L'étrange campagne, vue du marché

Daniel Schneidermann - - Obsessions - 138 commentaires

Un marché de centre-ville, à Tours (37), samedi matin 22 juin, avec ses fraises et ses légumes de producteurs locaux, souvent cultivés à moins de dix kilomètres. En ce dernier samedi "utile" de la campagne-éclair pour les élections législatives, les distributeurs de tracts pour le candidat sortant EELV-Nouveau Front Populaire Charles Fournier sont nombreux, contre un seul distributeur RN, et pas un seul macroniste. 

Nombreux, et visiblement novices dans l'exercice, ils n'ont pas encore le geste hardi pour tendre le tract, le sourire conquérant vers l'électeur, la tchatche disponible pour ceux qui veulent bien s'attarder. Pour la plupart, ils ne militent dans aucun parti partenaire. Génération spontanée du Front, de l'union, de l'urgence, ils offrent leur présence, leur bonne volonté, leur inexpérience. Aucun militant expérimenté dans les parages -mais après enquête approfondie, il semble que France Bleu a demandé ce samedi matin à tourner un reportage sur "les nouveaux militants du NFP". Les expérimentés ont donc été placés en réserve.

Toute la matinée, l'insulte qui leur est revenue sans relâche est "antisémite !" comme en écho de l'épouvantable "En tant que Juif, soyez maudit !" adressé à Glucksmann en campagne. Et évidemment en écho au martelage de ce thème devenu, sur l'info continue, le thème unique de la campagne"C'est dur, de se prendre ça dans la figure le matin", dit l'une. Que répondent-ils aux insulteurs ? Rien. Ils n'ont pas de réponse, pas d'argumentaire. Ne répondent pas que le Front est un front, et que ni Mélenchon ni LFI n'y seront seuls. Ne répondent pas qu'aucune poursuite, aucune condamnation pour antisémitisme, n'ont été intentées à ce jour contre des responsables LFI. Ne répondent même pas que le véritable antisémitisme, documenté, multi-condamné, se trouve de l'autre côté, côté RN, avec ses dizaines de candidats dont on exhume jour après jour les propos racistes, antisémites, complotistes ou homophobes (lire ici sur les candidats "en roue libre" et  sur "ceux qui contredisant la ligne officielle du parti").

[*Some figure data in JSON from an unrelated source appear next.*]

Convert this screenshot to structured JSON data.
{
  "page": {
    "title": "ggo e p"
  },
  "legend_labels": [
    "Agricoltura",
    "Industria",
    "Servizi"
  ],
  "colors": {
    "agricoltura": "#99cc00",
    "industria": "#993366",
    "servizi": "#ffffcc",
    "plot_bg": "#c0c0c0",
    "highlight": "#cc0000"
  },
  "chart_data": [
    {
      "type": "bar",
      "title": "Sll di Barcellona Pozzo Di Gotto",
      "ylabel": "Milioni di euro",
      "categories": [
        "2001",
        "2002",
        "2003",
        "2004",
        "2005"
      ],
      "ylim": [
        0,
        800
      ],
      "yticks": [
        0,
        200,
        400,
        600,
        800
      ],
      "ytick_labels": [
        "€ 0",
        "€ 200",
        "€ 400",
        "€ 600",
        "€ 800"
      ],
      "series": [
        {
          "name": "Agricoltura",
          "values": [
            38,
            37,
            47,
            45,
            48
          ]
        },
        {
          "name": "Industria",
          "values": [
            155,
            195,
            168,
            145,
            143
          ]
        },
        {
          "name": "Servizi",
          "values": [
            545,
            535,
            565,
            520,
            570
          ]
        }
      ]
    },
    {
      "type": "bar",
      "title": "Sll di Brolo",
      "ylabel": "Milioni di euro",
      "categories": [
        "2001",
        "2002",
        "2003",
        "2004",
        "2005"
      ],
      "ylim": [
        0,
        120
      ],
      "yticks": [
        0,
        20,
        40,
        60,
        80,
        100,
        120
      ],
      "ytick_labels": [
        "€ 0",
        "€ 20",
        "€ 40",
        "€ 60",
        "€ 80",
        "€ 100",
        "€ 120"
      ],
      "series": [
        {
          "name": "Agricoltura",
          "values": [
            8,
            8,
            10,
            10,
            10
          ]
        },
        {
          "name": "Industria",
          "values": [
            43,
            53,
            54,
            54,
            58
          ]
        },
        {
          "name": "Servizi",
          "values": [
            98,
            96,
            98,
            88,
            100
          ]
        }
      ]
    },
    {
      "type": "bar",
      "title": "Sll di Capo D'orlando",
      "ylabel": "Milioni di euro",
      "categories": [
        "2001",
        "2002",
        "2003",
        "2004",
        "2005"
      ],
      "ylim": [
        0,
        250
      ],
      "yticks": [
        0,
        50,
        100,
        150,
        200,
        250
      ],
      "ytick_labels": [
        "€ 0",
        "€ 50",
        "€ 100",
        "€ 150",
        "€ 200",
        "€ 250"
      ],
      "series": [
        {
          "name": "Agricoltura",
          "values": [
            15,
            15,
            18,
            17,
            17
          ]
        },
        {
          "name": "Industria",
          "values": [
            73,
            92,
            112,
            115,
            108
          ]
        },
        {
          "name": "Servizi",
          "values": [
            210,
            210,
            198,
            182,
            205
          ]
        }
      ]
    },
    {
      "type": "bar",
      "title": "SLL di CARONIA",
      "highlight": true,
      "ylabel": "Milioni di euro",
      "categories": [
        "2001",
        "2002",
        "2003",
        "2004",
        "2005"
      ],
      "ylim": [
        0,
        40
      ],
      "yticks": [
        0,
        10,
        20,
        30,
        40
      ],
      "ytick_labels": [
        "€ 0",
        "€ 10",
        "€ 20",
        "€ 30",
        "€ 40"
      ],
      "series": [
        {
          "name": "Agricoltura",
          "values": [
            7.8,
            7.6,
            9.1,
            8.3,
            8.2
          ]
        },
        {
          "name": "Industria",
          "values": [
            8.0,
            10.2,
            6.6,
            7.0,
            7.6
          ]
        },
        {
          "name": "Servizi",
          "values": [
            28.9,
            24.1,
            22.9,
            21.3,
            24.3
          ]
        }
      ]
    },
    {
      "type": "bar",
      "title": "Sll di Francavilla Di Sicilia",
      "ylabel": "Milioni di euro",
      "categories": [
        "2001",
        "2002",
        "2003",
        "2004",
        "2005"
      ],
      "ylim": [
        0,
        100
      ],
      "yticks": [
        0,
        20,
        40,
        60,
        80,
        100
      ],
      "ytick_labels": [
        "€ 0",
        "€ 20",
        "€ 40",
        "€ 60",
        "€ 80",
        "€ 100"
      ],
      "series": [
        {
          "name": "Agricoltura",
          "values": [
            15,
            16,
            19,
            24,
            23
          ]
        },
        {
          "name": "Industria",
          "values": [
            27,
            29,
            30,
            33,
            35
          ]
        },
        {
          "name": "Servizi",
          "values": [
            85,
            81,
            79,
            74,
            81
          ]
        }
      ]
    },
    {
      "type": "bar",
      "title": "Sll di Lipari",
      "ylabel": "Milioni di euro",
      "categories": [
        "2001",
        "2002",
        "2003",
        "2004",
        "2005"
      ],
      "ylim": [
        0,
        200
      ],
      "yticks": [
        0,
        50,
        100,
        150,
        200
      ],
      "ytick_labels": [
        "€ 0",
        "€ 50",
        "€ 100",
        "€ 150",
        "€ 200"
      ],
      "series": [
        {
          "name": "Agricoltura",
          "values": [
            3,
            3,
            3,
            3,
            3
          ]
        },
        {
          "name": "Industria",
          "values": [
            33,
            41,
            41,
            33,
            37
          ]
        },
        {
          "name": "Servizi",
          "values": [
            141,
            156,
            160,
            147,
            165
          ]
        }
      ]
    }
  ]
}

Si cet emballement sur le thème "Mélenchon et LFI antisémites" a peu touché les militants traditionnels de la gauche (le sujet n'a pas même été abordé lors du premier meeting de Fournier, cette semaine, où le thème du soutien à la Palestine a remporté la palme à l'applaudimètre) il en va différemment parmi la population de ce marché, bourgeoise, d'âge mûr, l'éternel "marais" de toutes les périodes troublées, celui qu'il faut séduire, conquérir, gagner, faire basculer.

Et puis, il y a la purge. A cette petite armée de novices, certains, sur le marché, ont aussi sorti l'argument de la purge.  Que répondre, là encore ? Plusieurs d'entre eux ont lu l'enquête de L'Express sur les "dîners secrets" du "millionnaire" Olivier Legrain réunissant autour de l'homme d'affaires retraité des opposants à la ligne Mélenchon, Clémentine Autain ou François Ruffin. Largement partagée par la mélenchosphère, cette enquête a durablement imprimé  des dîneurs l'image de putschistes potentiels à la solde du grand capital. Qu'on ne leur demande pas, aux novices du marché, leur opinion sur le sujet. Manifestement, projetés qu'ils sont dans une bataille intra-LFI dont ils ne soupçonnaient pas la violence, les éléments leur manquent.

Eux-mêmes sont un peu perdus. Se demandent : et Onfray, qu'est-ce qui arrive à Onfray ? Et surtout, plus dur encore : et Klarsfeld ? Qu'est-il arrivé à Serge Klarsfeld ? Quand on racontera  l'histoire de cette campagne, si étrange de la base au sommet, quelle qu'en soit l'issue, à la manière de "L'étrange défaite" de Marc Bloch, il faudra raconter, outre l'impréparation du camp nationaliste xénophobe et la décomposition-éclair du parti au pouvoir, cette sidération, et ces combattants envoyés au Front en baskets.